OBsmith: Testing JavaScript Obfuscator using LLM-powered sketching
Shan Jiang, Chenguang Zhu, Sarfraz Khurshid
TL;DR
OBsmith tackles the lack of semantic-preservation testing in JavaScript obfuscation by introducing an LLM-powered, sketch-based framework that pairs generated and extracted sketches with a program generator and instrumentation to perform ground-truth differential testing and metamorphic testing. By using the original unobfuscated program as the oracle and enabling multiple obfuscators/configurations, OBsmith uncovers correctness bugs that standard fuzzers miss, including silent miscompilations and failure-inducing transformations. The results show OBsmith exposing 11 previously unknown bugs across two popular obfuscators, and an ablation study indicates that most components contribute unique bug classes, with metamorphic testing needing domain-specific relations. The work demonstrates a practical path toward automated testing and quality assurance for obfuscators and similar semantic-preserving pipelines, while offering guidance on balancing obfuscation presets against performance overhead.
Abstract
JavaScript obfuscators are widely deployed to protect intellectual property and resist reverse engineering, yet their correctness has been largely overlooked compared to performance and resilience.
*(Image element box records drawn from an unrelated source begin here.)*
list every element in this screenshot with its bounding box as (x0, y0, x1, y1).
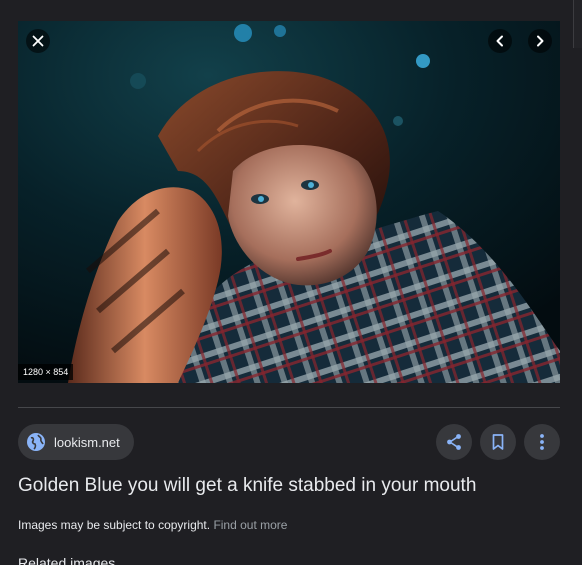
next-image-button[interactable] (528, 29, 552, 53)
find-out-more-link[interactable]: Find out more (213, 518, 287, 532)
copyright-notice: Images may be subject to copyright. Find… (18, 518, 287, 532)
source-site-label: lookism.net (54, 434, 120, 450)
preview-image[interactable] (18, 21, 560, 383)
previous-image-button[interactable] (488, 29, 512, 53)
share-icon (447, 434, 461, 450)
more-vert-icon (540, 434, 544, 450)
source-link[interactable]: lookism.net (18, 424, 134, 460)
related-images-heading: Related images (18, 555, 116, 565)
image-viewer-panel: 1280 × 854 lookism.net Golden Blue you w… (0, 0, 582, 565)
more-options-button[interactable] (524, 424, 560, 460)
bookmark-icon (492, 434, 504, 450)
divider (18, 407, 560, 408)
share-button[interactable] (436, 424, 472, 460)
chevron-right-icon (537, 35, 544, 47)
close-button[interactable] (26, 29, 50, 53)
image-dimensions: 1280 × 854 (18, 364, 74, 380)
copyright-text: Images may be subject to copyright. (18, 518, 211, 532)
globe-icon (27, 433, 45, 451)
photo-illustration (18, 21, 560, 383)
scrollbar[interactable] (573, 0, 582, 48)
close-icon (32, 35, 44, 47)
image-title[interactable]: Golden Blue you will get a knife stabbed… (18, 475, 476, 497)
save-button[interactable] (480, 424, 516, 460)
chevron-left-icon (496, 35, 503, 47)
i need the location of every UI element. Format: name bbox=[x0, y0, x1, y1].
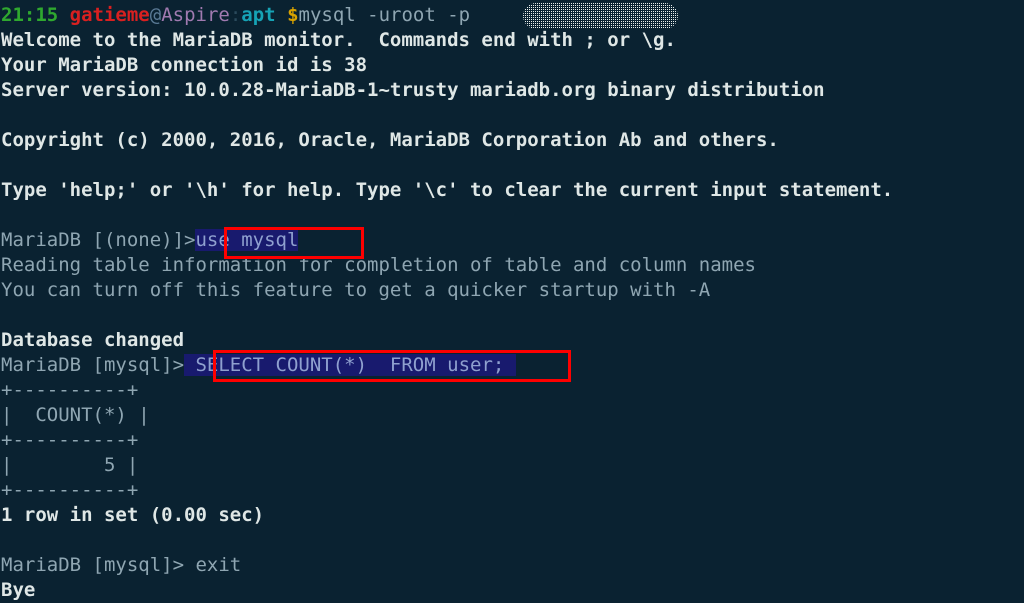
mariadb-prompt-none: MariaDB [(none)]> bbox=[1, 229, 196, 251]
prompt-space2 bbox=[276, 4, 287, 26]
table-border-bottom: +----------+ bbox=[1, 479, 139, 501]
prompt-dollar-sign: $ bbox=[287, 4, 299, 26]
select-count-prompt-line: MariaDB [mysql]> SELECT COUNT(*) FROM us… bbox=[1, 353, 1024, 378]
table-border-top: +----------+ bbox=[1, 379, 139, 401]
help-hint-message: Type 'help;' or '\h' for help. Type '\c'… bbox=[1, 179, 894, 201]
server-version-message: Server version: 10.0.28-MariaDB-1~trusty… bbox=[1, 79, 825, 101]
exit-prompt-line: MariaDB [mysql]> exit bbox=[1, 553, 1024, 578]
selected-command-select-count[interactable]: SELECT COUNT(*) FROM user; bbox=[184, 354, 516, 376]
rows-in-set-message: 1 row in set (0.00 sec) bbox=[1, 504, 265, 526]
shell-prompt-line: 21:15 gatieme@Aspire:apt $mysql -uroot -… bbox=[1, 3, 1024, 28]
terminal-screen: 21:15 gatieme@Aspire:apt $mysql -uroot -… bbox=[0, 0, 1024, 603]
reading-table-info-message: Reading table information for completion… bbox=[1, 254, 756, 276]
table-border-mid: +----------+ bbox=[1, 429, 139, 451]
use-mysql-prompt-line: MariaDB [(none)]>use mysql bbox=[1, 228, 1024, 253]
turn-off-feature-message: You can turn off this feature to get a q… bbox=[1, 279, 711, 301]
terminal-window[interactable]: 21:15 gatieme@Aspire:apt $mysql -uroot -… bbox=[0, 0, 1024, 603]
redacted-password-scribble bbox=[523, 3, 678, 29]
prompt-separator: : bbox=[229, 4, 242, 26]
command-exit: exit bbox=[184, 554, 242, 576]
welcome-message: Welcome to the MariaDB monitor. Commands… bbox=[1, 29, 676, 51]
prompt-time: 21:15 bbox=[1, 4, 59, 26]
prompt-space1 bbox=[58, 4, 69, 26]
bye-message: Bye bbox=[1, 579, 36, 601]
table-value-row: | 5 | bbox=[1, 454, 139, 476]
database-changed-message: Database changed bbox=[1, 329, 185, 351]
copyright-message: Copyright (c) 2000, 2016, Oracle, MariaD… bbox=[1, 129, 779, 151]
mysql-login-command: mysql -uroot -p bbox=[298, 4, 471, 26]
prompt-at-symbol: @ bbox=[149, 4, 162, 26]
selected-command-use-mysql[interactable]: use mysql bbox=[195, 229, 299, 251]
mariadb-prompt-mysql-2: MariaDB [mysql]> bbox=[1, 554, 185, 576]
table-header-row: | COUNT(*) | bbox=[1, 404, 150, 426]
connection-id-message: Your MariaDB connection id is 38 bbox=[1, 54, 368, 76]
mariadb-prompt-mysql-1: MariaDB [mysql]> bbox=[1, 354, 185, 376]
prompt-user: gatieme bbox=[69, 4, 150, 26]
prompt-path: apt bbox=[241, 4, 276, 26]
prompt-host: Aspire bbox=[161, 4, 230, 26]
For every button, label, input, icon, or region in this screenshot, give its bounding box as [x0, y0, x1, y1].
Existing evaluations typically measure resistance to deobfuscation, leaving the critical question of whether obfuscators preserve program semantics unanswered. Incorrect transformations can silently alter functionality, compromise reliability, and erode security-undermining the very purpose of obfuscation. To address this gap, we present OBsmith, a novel framework to systematically test JavaScript obfuscators using large language models (LLMs). OBsmith leverages LLMs to generate program sketches abstract templates capturing diverse language constructs, idioms, and corner cases-which are instantiated into executable programs and subjected to obfuscation under different configurations. Besides LLM-powered sketching, OBsmith also employs a second source: automatic extraction of sketches from real programs. This extraction path enables more focused testing of project specific features and lets developers inject domain knowledge into the resulting test cases. OBsmith uncovers 11 previously unknown correctness bugs. Under an equal program budget, five general purpose state-of-the-art JavaScript fuzzers (FuzzJIT, Jsfunfuzz, Superion, DIE, Fuzzilli) failed to detect these issues, highlighting OBsmith's complementary focus on obfuscation induced misbehavior. An ablation shows that all components except our generic MRs contribute to at least one bug class; the negative MR result suggests the need for obfuscator-specific metamorphic relations. Our results also seed discussion on how to balance obfuscation presets and performance cost. We envision OBsmith as an important step towards automated testing and quality assurance of obfuscators and other semantic-preserving toolchains.